Indonesia planeja reclassificar metade da área central do Way Kambas National Park para venda de créditos de carbono e turismo de alto padrão, medida que gerou críticas de especialistas e ativistas ambientais. A proposta busca financiar restauração de ecossistemas, mas pode afetar habitats de elefantes, rinocerontes e tigras.

A mudança dividiria a zona essencial de proteção, reduzindo de 59.935 para 27.661 hectares, e ampliaria a zona de uso econômico quase dez vezes, de 3.934 para 32.091 hectares. A área central, hoje contínua, seria subdividida em três trechos separados.

Conforme anunciado, o Way Kambas abriga cerca de 160 a 200 elefantes-sumatra, além de ser habitat de rinoceronte-de-sumatra e de outras espécies. Conservacionistas afirmam que a reclassificação pode comprometer conectividade de habitat e aumentar conflitos com o homem.

Conflito entre conservação e finanças

Críticos destacam a necessidade de consulta pública prévia e consentimento livre, prévio e informado das comunidades locais.

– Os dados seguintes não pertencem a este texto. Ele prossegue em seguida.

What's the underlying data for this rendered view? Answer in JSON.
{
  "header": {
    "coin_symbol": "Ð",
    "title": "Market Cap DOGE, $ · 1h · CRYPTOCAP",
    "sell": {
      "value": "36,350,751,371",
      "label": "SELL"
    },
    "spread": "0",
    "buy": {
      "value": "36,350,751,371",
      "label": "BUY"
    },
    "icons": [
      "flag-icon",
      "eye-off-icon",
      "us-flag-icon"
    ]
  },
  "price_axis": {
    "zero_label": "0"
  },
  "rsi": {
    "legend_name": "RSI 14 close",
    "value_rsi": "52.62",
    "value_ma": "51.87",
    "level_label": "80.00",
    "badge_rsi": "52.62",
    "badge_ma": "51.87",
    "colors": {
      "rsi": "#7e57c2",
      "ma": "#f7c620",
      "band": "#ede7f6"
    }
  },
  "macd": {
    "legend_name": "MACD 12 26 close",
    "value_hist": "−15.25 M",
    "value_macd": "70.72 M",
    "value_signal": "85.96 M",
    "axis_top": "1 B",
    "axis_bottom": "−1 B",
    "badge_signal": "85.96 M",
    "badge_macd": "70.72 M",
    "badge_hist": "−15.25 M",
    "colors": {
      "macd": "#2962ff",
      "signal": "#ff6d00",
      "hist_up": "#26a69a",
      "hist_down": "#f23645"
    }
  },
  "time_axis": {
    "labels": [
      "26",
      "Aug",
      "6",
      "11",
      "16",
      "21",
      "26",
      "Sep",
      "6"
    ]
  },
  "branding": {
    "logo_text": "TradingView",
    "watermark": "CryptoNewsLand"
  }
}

A gestão do parque também enfrenta questões de financiamento e fiscalização, com histórico de invasões e incêndios em parte da área.

Autoridades defendem que créditos de carbono podem viabilizar restauração de áreas degradadas, como áreas de savana dominadas por grama cogon. O objetivo é manter florestas em pé para vender crédito, segundo membros do governo.

Especialistas alertam que modelos de turismo premium podem não beneficiar comunidades locais e podem excluir moradores de atividades econômicas tradicionais. A implementação dependerá de critérios de transparência, monitoramento e participação comunitária efetiva.